Volume X
The first biography of Freeman and his great investigator, In Search
of Dr. Thorndyke, was published in Ohio in 1971 by Bowling Green University
Press and greeted with enthusiasm. The founder and editor of The Armchair
Detective, Allen J. Hubin, wrote in the New York Times: "Norman Donaldson's
study of R. Austin Freeman and his scientist-detective ... is a brilliant
achievement that leaves precious little for future commentators. Mr. Donaldson's
style is fresh and lucid, his control of chronology exemplary, his approach
affectionate but still objective, his judgments incisive and soundly reasoned,
his attention to detail remarkable ... Mr.
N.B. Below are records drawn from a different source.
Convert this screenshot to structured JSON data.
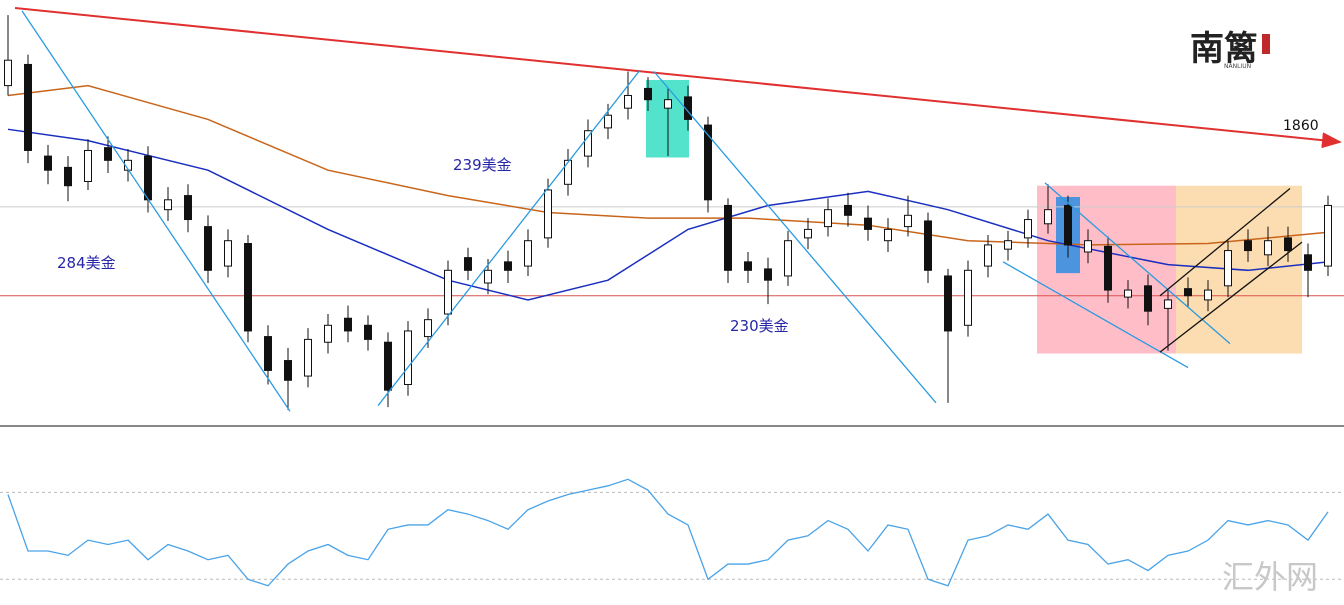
{
  "chart_data": [
    {
      "type": "candlestick",
      "colors": {
        "up": "#ffffff",
        "down": "#111111"
      },
      "ylim": [
        1660,
        1960
      ],
      "open": [
        1900,
        1915,
        1850,
        1842,
        1832,
        1856,
        1840,
        1850,
        1812,
        1822,
        1800,
        1772,
        1788,
        1722,
        1705,
        1694,
        1718,
        1735,
        1730,
        1718,
        1688,
        1722,
        1738,
        1778,
        1760,
        1775,
        1772,
        1792,
        1830,
        1850,
        1870,
        1884,
        1898,
        1884,
        1892,
        1872,
        1815,
        1775,
        1770,
        1765,
        1792,
        1800,
        1815,
        1806,
        1790,
        1800,
        1804,
        1765,
        1730,
        1772,
        1784,
        1792,
        1802,
        1815,
        1782,
        1786,
        1750,
        1758,
        1742,
        1756,
        1748,
        1758,
        1790,
        1780,
        1792,
        1780,
        1772
      ],
      "high": [
        1950,
        1922,
        1858,
        1850,
        1862,
        1864,
        1855,
        1857,
        1828,
        1830,
        1808,
        1798,
        1794,
        1730,
        1714,
        1728,
        1738,
        1744,
        1737,
        1725,
        1733,
        1742,
        1776,
        1785,
        1777,
        1783,
        1798,
        1834,
        1855,
        1876,
        1887,
        1910,
        1906,
        1898,
        1900,
        1878,
        1820,
        1782,
        1778,
        1797,
        1806,
        1820,
        1824,
        1815,
        1806,
        1822,
        1810,
        1770,
        1776,
        1794,
        1797,
        1812,
        1830,
        1822,
        1798,
        1793,
        1762,
        1766,
        1756,
        1764,
        1762,
        1790,
        1798,
        1800,
        1800,
        1788,
        1822
      ],
      "low": [
        1893,
        1845,
        1830,
        1818,
        1826,
        1838,
        1832,
        1810,
        1804,
        1796,
        1760,
        1764,
        1718,
        1688,
        1670,
        1686,
        1710,
        1718,
        1712,
        1672,
        1680,
        1714,
        1730,
        1762,
        1752,
        1760,
        1765,
        1785,
        1822,
        1842,
        1862,
        1876,
        1882,
        1850,
        1868,
        1810,
        1760,
        1760,
        1745,
        1758,
        1784,
        1793,
        1800,
        1790,
        1782,
        1793,
        1760,
        1675,
        1722,
        1764,
        1776,
        1785,
        1795,
        1778,
        1774,
        1746,
        1742,
        1730,
        1712,
        1743,
        1740,
        1750,
        1775,
        1772,
        1775,
        1750,
        1765
      ],
      "close": [
        1918,
        1854,
        1840,
        1829,
        1854,
        1847,
        1847,
        1819,
        1819,
        1805,
        1769,
        1790,
        1726,
        1698,
        1691,
        1720,
        1730,
        1726,
        1720,
        1684,
        1726,
        1734,
        1769,
        1769,
        1769,
        1769,
        1790,
        1826,
        1847,
        1868,
        1879,
        1893,
        1890,
        1890,
        1876,
        1819,
        1769,
        1769,
        1762,
        1790,
        1798,
        1812,
        1808,
        1798,
        1798,
        1808,
        1769,
        1726,
        1769,
        1787,
        1790,
        1805,
        1812,
        1787,
        1790,
        1755,
        1755,
        1740,
        1748,
        1751,
        1755,
        1783,
        1783,
        1790,
        1783,
        1769,
        1815
      ],
      "lines": [
        {
          "color": "#c8651b",
          "x": [
            0,
            4,
            10,
            16,
            22,
            27,
            32,
            37,
            43,
            48,
            54,
            60,
            66
          ],
          "values": [
            1893,
            1900,
            1876,
            1840,
            1822,
            1810,
            1806,
            1806,
            1801,
            1790,
            1787,
            1788,
            1796
          ]
        },
        {
          "color": "#1a2fc0",
          "x": [
            0,
            4,
            10,
            16,
            22,
            26,
            30,
            34,
            38,
            43,
            47,
            52,
            58,
            62,
            66
          ],
          "values": [
            1869,
            1861,
            1840,
            1798,
            1762,
            1748,
            1762,
            1798,
            1815,
            1825,
            1812,
            1790,
            1773,
            1769,
            1775
          ]
        }
      ],
      "levels": [
        {
          "value": 1814,
          "color": "#cccccc"
        },
        {
          "value": 1751,
          "color": "#d9534f"
        }
      ],
      "zones": [
        {
          "color": "#40e0c8",
          "x": [
            31.9,
            34.05
          ],
          "values": [
            1904,
            1849
          ]
        },
        {
          "color": "#ffb6c1",
          "x": [
            51.45,
            58.4
          ],
          "values": [
            1829,
            1710
          ]
        },
        {
          "color": "#fcd9a8",
          "x": [
            58.4,
            64.7
          ],
          "values": [
            1829,
            1710
          ]
        },
        {
          "color": "#3a8fe0",
          "x": [
            52.4,
            53.6
          ],
          "values": [
            1821,
            1767
          ]
        }
      ],
      "trendlines": [
        {
          "color": "#e03030",
          "from": [
            0.35,
            1955
          ],
          "to": [
            66.6,
            1860
          ],
          "arrow": true
        },
        {
          "color": "#2a9be0",
          "from": [
            0.7,
            1953
          ],
          "to": [
            14.1,
            1669
          ]
        },
        {
          "color": "#2a9be0",
          "from": [
            18.5,
            1673
          ],
          "to": [
            31.6,
            1911
          ]
        },
        {
          "color": "#2a9be0",
          "from": [
            32.3,
            1910
          ],
          "to": [
            46.4,
            1675
          ]
        },
        {
          "color": "#2a9be0",
          "from": [
            51.85,
            1831
          ],
          "to": [
            61.1,
            1717
          ]
        },
        {
          "color": "#2a9be0",
          "from": [
            49.75,
            1775
          ],
          "to": [
            59.0,
            1700
          ]
        },
        {
          "color": "#111111",
          "from": [
            57.6,
            1711
          ],
          "to": [
            64.7,
            1789
          ]
        },
        {
          "color": "#111111",
          "from": [
            57.6,
            1751
          ],
          "to": [
            64.1,
            1827
          ]
        }
      ],
      "annotations": [
        "284美金",
        "239美金",
        "230美金",
        "1860"
      ]
    },
    {
      "type": "line",
      "color": "#4aa3e8",
      "ylim": [
        20,
        95
      ],
      "levels": [
        70,
        30
      ],
      "values": [
        69,
        43,
        43,
        41,
        48,
        46,
        48,
        39,
        46,
        43,
        39,
        41,
        30,
        27,
        37,
        43,
        46,
        41,
        39,
        53,
        55,
        55,
        62,
        60,
        57,
        53,
        62,
        66,
        69,
        71,
        73,
        76,
        71,
        60,
        55,
        30,
        37,
        37,
        39,
        48,
        50,
        57,
        53,
        43,
        55,
        53,
        30,
        27,
        48,
        50,
        55,
        53,
        60,
        48,
        46,
        37,
        39,
        34,
        41,
        43,
        48,
        57,
        55,
        57,
        55,
        48,
        61
      ]
    }
  ],
  "logo": {
    "title": "南篱",
    "subtitle": "NANLIUN"
  },
  "watermark": "汇外网"
}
Donaldson, himself a chemist, treats
most expertly the scientific element in Freeman's fiction, and truly does
justice to both Freeman and Thorndyke."
This revised edition has taken advantage of developments during the past quarter
century, including the publication of Mayo's biography (see Volume xi below) and
also the memoirs of Dorothy Bishop Moriarty, a childhood pupil of Freeman's
whose mother had close, possibly intimate, relations with our author. Essays in
The Thorndyke File by Thorndyke scholars, including John H. Dirckx, Michael G.
Heenan, Howard Brody, Oliver Mayo and Donaldson himself are referred to at
appropriate points in the revised text, and the biographer's "A Freeman
Postscript" (1973) has been incorporated as a final chapter.